NEIL’S HORSE TRAINING HISTORY
By Christine Davies
I’ve known Neil since he was twenty and shared his love of horses for all those years.
While I rode my nicely trained (by Neil) horse five or six days each week, Neil rode at least eight or nine ‘outside’ horses that came to our stables for training and then he rode four or five of his own campdraft horses.
Day after day, month after month, year in year out.
Horse-wise, what he hasn’t seen and dealt with isn’t worth talking about.
I’ve lost count of the times I’ve seen Neil bitten, kicked, struck, trodden on, knocked down and run over by this horse or that horse.
And don’t start me on some of the terrified, badly-handled horses that he’s had to ride while they leaped, bounded, kicked-up, bucked, reared and bolted.

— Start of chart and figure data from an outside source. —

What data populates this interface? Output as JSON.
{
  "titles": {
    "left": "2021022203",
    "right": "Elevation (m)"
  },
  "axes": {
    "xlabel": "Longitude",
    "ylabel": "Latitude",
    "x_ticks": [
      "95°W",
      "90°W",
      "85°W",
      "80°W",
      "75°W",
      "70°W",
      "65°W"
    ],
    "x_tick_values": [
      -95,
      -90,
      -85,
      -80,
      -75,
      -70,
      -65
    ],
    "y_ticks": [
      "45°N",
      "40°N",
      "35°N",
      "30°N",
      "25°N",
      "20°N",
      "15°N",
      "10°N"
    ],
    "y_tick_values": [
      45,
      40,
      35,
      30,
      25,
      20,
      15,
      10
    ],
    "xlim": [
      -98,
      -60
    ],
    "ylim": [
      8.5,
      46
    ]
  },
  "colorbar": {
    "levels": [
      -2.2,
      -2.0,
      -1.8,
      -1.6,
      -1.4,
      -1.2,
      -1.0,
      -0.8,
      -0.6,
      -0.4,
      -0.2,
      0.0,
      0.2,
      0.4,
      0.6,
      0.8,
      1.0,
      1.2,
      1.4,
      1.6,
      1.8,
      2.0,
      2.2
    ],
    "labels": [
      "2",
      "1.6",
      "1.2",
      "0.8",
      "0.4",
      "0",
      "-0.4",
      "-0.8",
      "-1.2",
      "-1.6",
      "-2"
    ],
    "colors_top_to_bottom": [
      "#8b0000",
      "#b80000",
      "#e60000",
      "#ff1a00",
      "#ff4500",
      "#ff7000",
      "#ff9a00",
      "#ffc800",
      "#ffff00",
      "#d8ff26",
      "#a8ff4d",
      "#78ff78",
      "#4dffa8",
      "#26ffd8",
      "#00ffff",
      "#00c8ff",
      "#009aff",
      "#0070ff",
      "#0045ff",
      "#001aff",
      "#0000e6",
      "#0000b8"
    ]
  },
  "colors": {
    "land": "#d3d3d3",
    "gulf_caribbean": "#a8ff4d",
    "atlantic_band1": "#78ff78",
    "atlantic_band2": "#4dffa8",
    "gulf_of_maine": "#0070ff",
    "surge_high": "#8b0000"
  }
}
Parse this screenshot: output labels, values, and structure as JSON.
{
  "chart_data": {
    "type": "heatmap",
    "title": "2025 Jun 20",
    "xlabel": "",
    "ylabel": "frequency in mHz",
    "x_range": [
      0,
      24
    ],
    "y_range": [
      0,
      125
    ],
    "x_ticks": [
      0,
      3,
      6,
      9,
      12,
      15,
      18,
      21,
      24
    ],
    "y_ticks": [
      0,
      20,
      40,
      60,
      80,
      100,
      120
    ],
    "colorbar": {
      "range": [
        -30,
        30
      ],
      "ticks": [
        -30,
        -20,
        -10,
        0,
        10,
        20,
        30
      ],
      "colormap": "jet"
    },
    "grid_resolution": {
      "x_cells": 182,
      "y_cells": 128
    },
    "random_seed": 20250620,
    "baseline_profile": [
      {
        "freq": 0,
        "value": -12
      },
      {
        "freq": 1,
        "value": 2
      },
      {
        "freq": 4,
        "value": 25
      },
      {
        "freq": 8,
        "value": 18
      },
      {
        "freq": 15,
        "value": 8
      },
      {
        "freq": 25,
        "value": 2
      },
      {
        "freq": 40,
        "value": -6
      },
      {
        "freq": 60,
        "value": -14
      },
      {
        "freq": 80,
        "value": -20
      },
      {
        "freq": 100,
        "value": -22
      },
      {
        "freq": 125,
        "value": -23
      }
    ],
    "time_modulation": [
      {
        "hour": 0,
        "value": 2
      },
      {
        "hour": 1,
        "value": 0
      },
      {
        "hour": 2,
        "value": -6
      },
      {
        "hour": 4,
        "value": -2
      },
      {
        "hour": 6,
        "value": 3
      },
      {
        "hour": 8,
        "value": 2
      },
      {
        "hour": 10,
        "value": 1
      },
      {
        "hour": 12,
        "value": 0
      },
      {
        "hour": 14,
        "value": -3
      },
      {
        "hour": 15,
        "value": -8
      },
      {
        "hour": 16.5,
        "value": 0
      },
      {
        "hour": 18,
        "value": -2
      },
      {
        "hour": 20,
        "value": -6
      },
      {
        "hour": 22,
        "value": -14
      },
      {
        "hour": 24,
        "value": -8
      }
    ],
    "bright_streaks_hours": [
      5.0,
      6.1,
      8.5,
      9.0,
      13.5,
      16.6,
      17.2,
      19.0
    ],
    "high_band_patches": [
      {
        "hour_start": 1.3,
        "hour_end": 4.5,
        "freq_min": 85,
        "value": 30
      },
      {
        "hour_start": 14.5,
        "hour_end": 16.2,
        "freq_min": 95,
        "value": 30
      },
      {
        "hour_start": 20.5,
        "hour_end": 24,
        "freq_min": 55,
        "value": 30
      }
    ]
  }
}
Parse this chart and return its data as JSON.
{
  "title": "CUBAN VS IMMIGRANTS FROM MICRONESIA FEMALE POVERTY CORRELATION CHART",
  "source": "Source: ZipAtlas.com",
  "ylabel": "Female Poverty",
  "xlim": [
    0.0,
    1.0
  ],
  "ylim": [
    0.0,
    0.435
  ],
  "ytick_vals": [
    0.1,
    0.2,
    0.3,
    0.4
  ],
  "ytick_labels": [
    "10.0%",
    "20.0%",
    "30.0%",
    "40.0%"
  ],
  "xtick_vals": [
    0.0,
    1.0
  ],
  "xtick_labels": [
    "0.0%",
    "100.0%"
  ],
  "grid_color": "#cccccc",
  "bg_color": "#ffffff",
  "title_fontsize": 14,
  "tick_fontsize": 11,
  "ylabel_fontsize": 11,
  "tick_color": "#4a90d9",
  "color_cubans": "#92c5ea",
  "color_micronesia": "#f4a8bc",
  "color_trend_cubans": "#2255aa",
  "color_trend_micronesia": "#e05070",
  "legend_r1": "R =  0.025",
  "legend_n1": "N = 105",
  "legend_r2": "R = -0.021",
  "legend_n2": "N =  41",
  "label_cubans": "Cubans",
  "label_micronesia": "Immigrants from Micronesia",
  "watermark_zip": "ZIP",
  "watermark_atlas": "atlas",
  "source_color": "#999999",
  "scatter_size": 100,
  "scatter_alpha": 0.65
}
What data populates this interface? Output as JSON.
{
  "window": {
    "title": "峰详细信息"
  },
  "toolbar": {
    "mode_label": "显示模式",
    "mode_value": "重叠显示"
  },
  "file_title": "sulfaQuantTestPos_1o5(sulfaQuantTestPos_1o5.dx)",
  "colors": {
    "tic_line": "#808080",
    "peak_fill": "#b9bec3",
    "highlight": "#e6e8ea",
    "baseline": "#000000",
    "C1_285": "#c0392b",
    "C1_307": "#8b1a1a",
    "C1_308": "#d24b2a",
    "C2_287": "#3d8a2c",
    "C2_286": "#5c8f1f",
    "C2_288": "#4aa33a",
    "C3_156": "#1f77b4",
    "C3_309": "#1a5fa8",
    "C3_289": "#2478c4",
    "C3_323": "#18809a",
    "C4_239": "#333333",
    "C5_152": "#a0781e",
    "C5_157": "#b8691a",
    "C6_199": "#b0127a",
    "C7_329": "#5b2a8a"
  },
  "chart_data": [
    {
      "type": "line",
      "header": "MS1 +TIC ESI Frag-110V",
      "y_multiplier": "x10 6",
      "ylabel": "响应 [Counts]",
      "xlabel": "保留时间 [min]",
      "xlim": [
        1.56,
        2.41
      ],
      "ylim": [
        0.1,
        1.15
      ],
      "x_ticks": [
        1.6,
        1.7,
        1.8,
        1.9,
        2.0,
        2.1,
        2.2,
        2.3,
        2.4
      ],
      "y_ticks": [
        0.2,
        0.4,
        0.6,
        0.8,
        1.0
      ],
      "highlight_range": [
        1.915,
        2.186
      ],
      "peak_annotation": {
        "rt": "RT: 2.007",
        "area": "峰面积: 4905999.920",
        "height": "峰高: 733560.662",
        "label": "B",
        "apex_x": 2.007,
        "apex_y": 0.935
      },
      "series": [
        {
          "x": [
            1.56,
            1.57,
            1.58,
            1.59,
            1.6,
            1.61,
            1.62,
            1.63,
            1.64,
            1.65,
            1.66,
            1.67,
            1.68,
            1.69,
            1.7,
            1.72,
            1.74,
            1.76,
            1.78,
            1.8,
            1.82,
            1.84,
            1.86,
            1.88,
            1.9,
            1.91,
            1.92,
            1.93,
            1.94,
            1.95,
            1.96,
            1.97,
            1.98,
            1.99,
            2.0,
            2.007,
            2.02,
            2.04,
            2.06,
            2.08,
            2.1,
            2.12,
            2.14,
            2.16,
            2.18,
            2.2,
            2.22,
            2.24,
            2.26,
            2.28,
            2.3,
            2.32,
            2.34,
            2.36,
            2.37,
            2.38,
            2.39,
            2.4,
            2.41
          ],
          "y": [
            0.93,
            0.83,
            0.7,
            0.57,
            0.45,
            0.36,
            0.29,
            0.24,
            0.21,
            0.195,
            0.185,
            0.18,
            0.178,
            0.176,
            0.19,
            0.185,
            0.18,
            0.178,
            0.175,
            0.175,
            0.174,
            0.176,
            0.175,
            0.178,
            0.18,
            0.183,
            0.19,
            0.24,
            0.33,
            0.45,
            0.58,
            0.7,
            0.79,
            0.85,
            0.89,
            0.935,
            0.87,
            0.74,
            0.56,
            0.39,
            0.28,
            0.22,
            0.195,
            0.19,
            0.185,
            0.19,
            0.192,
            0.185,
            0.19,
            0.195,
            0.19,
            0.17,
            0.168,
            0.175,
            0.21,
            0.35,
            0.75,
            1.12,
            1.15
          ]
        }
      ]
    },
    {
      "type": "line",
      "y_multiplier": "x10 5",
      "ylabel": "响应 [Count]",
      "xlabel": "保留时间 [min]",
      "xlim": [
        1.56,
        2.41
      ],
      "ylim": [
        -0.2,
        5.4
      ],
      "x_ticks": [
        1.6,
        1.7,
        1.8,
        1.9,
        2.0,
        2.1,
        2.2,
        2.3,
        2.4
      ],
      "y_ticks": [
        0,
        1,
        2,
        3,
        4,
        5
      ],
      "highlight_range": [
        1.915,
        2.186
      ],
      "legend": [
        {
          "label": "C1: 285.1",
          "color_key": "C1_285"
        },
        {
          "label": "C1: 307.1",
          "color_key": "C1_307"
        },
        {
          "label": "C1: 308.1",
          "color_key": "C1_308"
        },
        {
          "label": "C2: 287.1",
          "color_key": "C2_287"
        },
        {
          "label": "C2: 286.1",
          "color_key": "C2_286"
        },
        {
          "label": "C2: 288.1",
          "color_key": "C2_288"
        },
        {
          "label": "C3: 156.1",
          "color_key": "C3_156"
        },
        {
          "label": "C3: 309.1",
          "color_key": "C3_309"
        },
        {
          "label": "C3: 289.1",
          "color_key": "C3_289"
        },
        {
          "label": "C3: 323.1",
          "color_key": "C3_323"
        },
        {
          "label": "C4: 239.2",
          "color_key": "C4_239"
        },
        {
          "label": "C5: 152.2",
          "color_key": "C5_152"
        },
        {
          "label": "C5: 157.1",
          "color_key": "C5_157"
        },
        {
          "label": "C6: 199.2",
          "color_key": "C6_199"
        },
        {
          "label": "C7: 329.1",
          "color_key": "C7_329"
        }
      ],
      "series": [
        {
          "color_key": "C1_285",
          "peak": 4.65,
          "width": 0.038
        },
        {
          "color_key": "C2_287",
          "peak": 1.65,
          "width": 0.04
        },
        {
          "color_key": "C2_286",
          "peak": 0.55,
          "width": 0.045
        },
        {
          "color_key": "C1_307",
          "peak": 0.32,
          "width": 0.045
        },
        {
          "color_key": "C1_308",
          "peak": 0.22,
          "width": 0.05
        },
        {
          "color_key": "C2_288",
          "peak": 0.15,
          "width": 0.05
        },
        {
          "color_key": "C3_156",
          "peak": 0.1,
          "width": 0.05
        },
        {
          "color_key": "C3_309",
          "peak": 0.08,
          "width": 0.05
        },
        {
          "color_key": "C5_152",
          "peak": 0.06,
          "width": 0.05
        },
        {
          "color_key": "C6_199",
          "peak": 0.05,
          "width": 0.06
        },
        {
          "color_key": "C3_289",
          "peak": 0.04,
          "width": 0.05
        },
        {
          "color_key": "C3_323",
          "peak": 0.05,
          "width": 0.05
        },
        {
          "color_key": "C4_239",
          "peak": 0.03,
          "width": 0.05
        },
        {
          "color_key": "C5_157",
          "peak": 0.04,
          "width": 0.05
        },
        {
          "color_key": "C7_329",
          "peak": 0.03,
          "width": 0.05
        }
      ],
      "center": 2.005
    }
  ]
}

I’ve watched him start hundreds of over-fed, agitated, beautifully bred thoroughbred yearlings under saddle.
Sometimes there’d be a grass-stained shirt in the laundry, where a young horse had fallen with him.
If I asked Neil what happened, he always said it wasn’t worth mentioning. He’s certainly learned what he knows by years and years of hands-on experience.
During his lifetime of working with horses, I believe the biggest thing that Neil has learned is to blame himself and to keep his temper, in every training situation.
He doesn’t blame any horse when things go wrong. He doesn’t shout or punish any horse or say that they’re mad or bad.
He deals with every horse training situation in the same way –he teaches every horse to be relaxed and confident with humans.
And the weird thing is, after a few lessons, all the horses start to look the same.
The littlest foal through to the oldest, most terrified, beaten-up horse all learn to enjoy having their head rubbed and learn to keep their head with Neil.
It’s always wonderful to watch when each horse comes to understand that they have something consistent and comforting to rely on in every situation.
Cute little foals look even cuter with their head cuddled confidently on Neil but it’s really, really brilliant to watch an older, frightened horse discover the same safe place where he can finally relax and know some kindness.